Supply management has three pillars: 1) production discipline (or quotas), 2) cost-of-production pricing, and 3) import controls. Production quotas are set to ensure reliable year-round supplies of farm products, while preventing overproduction and huge swings in prices. Farmers receive a price that mirrors their costs of production, based on a continually updated survey of farm costs from across the country, guaranteeing farmers a steady, fair income. And Tariff Rate Quotas allow only a limited amount of agricultural imports, thereby securing Canadian markets for Canadian farmers. These three pillars unite to protect Canada’s dairy, poultry, and egg farmers from a flood of cheap exports from massive, unregulated US agribusinesses, while ensuring Canadian consumers a reliable supply of Canadian products at predictable prices. If these policies were erased, Canadian dairy, poultry and egg farmers would be in the same unenviable boat as the small US farms which have been decimated over the last two decades.
For decades, Canadian farmers have faced many challenges related to farm consolidation, land inaccessibility, and generational loss of knowledge. These are pressing issues that must be addressed to guarantee reliable and affordable food for Canadians. Our unique system of supply management protects dairy, poultry, and egg farmers from these extreme forms of consolidation, and protects consumers from price changes due to international mechanisms like tariffs.
Donald Trump wants to break the market management policies that are integral to Canada’s food security, and open up Canadian markets to US agricultural exports, namely dairy products from the Midwest. Fortunately, the Canadian government has vowed that supply management is not on the table.
Even so, Canadians who support a reliable and affordable food supply have reason to worry. For one, Carney has appointed as US ambassador a strident critic of supply management. Mark Wiseman, a former manager at BlackRock and a personal friend of Carney’s, became Canada’s ambassador to the US on February 15. In April 2024, Wiseman wrote dismissively about “the sacred cow of supply management,” claiming that “through its import restrictions, production quotas and price controls, [supply management] secures the market for a protected group of settled players, impeding innovation and keeping prices artificially high for Canadian consumers.” One wonders if, when the time comes, Wiseman will defend this popular and important system.

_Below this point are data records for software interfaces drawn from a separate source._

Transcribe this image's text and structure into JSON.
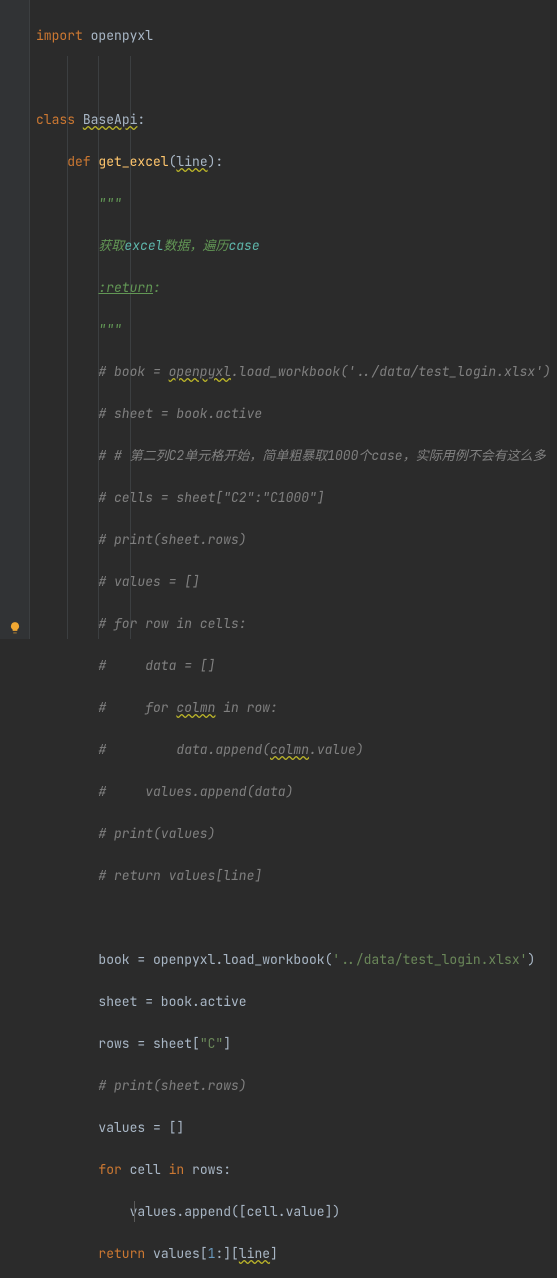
{
  "imports": {
    "line1_kw": "import",
    "line1_mod": " openpyxl"
  },
  "classdef": {
    "kw": "class ",
    "name": "BaseApi",
    "tail": ":"
  },
  "funcdef": {
    "kw": "def ",
    "name": "get_excel",
    "open": "(",
    "param": "line",
    "close": "):"
  },
  "doc": {
    "q1": "\"\"\"",
    "l1a": "获取",
    "l1b": "excel",
    "l1c": "数据，遍历",
    "l1d": "case",
    "ret": ":return",
    "ret_tail": ":",
    "q2": "\"\"\""
  },
  "c": {
    "b1a": "# book = ",
    "b1b": "openpyxl",
    "b1c": ".load_workbook('../data/test_login.xlsx')",
    "b2": "# sheet = book.active",
    "b3": "# # 第二列C2单元格开始，简单粗暴取1000个case，实际用例不会有这么多",
    "b4": "# cells = sheet[\"C2\":\"C1000\"]",
    "b5": "# print(sheet.rows)",
    "b6": "# values = []",
    "b7": "# for row in cells:",
    "b8": "#     data = []",
    "b9a": "#     for ",
    "b9b": "colmn",
    "b9c": " in row:",
    "b10a": "#         data.append(",
    "b10b": "colmn",
    "b10c": ".value)",
    "b11": "#     values.append(data)",
    "b12": "# print(values)",
    "b13": "# return values[line]"
  },
  "live": {
    "l1a": "book = openpyxl.load_workbook(",
    "l1b": "'../data/test_login.xlsx'",
    "l1c": ")",
    "l2": "sheet = book.active",
    "l3a": "rows = sheet[",
    "l3b": "\"C\"",
    "l3c": "]",
    "l4": "# print(sheet.rows)",
    "l5": "values = []",
    "l6a": "for ",
    "l6b": "cell ",
    "l6c": "in ",
    "l6d": "rows:",
    "l7": "values.append([cell.value])",
    "l8a": "return ",
    "l8b": "values[",
    "l8c": "1",
    "l8d": ":][",
    "l8e": "line",
    "l8f": "]"
  }
}
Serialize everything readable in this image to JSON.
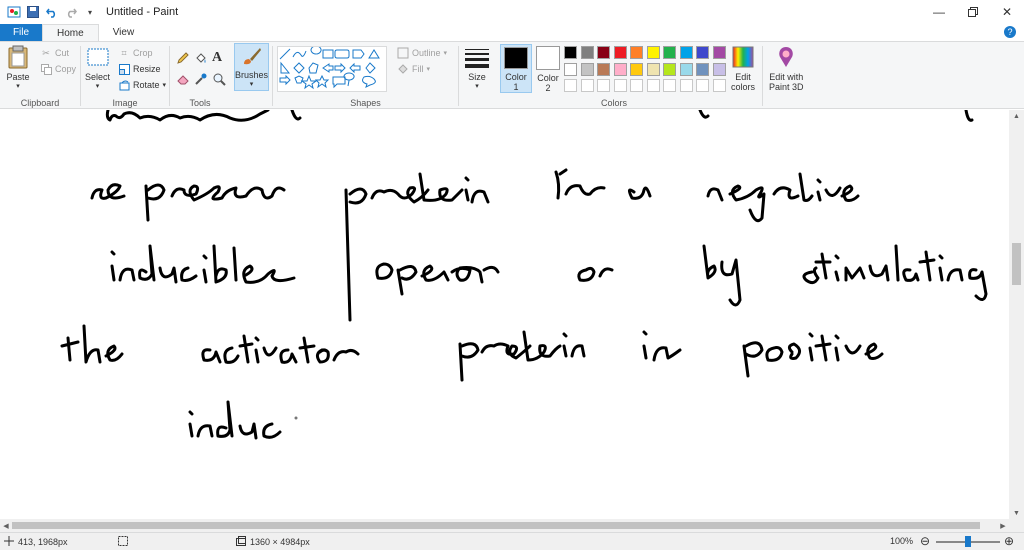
{
  "window": {
    "title": "Untitled - Paint"
  },
  "tabs": {
    "file": "File",
    "home": "Home",
    "view": "View"
  },
  "clipboard": {
    "paste": "Paste",
    "cut": "Cut",
    "copy": "Copy",
    "label": "Clipboard"
  },
  "image": {
    "select": "Select",
    "crop": "Crop",
    "resize": "Resize",
    "rotate": "Rotate",
    "label": "Image"
  },
  "tools": {
    "label": "Tools"
  },
  "brushes": {
    "label": "Brushes"
  },
  "shapes": {
    "outline": "Outline",
    "fill": "Fill",
    "label": "Shapes"
  },
  "size": {
    "label": "Size"
  },
  "colors": {
    "color1_label": "Color",
    "color1_num": "1",
    "color2_label": "Color",
    "color2_num": "2",
    "edit_label1": "Edit",
    "edit_label2": "colors",
    "paint3d_label1": "Edit with",
    "paint3d_label2": "Paint 3D",
    "label": "Colors",
    "color1": "#000000",
    "color2": "#ffffff",
    "palette_row1": [
      "#000000",
      "#7f7f7f",
      "#880015",
      "#ed1c24",
      "#ff7f27",
      "#fff200",
      "#22b14c",
      "#00a2e8",
      "#3f48cc",
      "#a349a4"
    ],
    "palette_row2": [
      "#ffffff",
      "#c3c3c3",
      "#b97a57",
      "#ffaec9",
      "#ffc90e",
      "#efe4b0",
      "#b5e61d",
      "#99d9ea",
      "#7092be",
      "#c8bfe7"
    ]
  },
  "canvas": {
    "handwriting_lines": [
      "transcription by",
      "repressor protein in a negative",
      "inducible operon or by stimulating",
      "the activator protein in positive",
      "induc"
    ]
  },
  "status": {
    "cursor_pos": "413, 1968px",
    "image_size": "1360 × 4984px",
    "zoom": "100%"
  }
}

Additionally, Ottawa recently imposed sweeping cuts on Agriculture and Agri-Food Canada, the country’s largest agriculture research department, and proposed amendments to the Plant Breeders’ Rights regulations that will limit farmers’ seed-saving rights. Such policies do not reflect farmers’ best interests. Instead, they are reflective of Carney’s beliefs that removing the government’s regulatory role in agriculture will improve the economy – a belief that, as we’ve seen in the US, inevitably leads to the growth of large corporations, at the expense of small producers. This has disastrous implications for family farms.
Dismantling supply management’s key tenets – production discipline, cost-of-production pricing, and import controls – would put Canadian farmers at the mercy of powerful agribusinesses, including those based in the US. Canadians should closely watch negotiations with the US to ensure that Carney’s government doesn’t allow Washington to erode supply management. Such an erosion would weaken the security of Canadian farmers, and of safe and affordable food for Canada as a whole.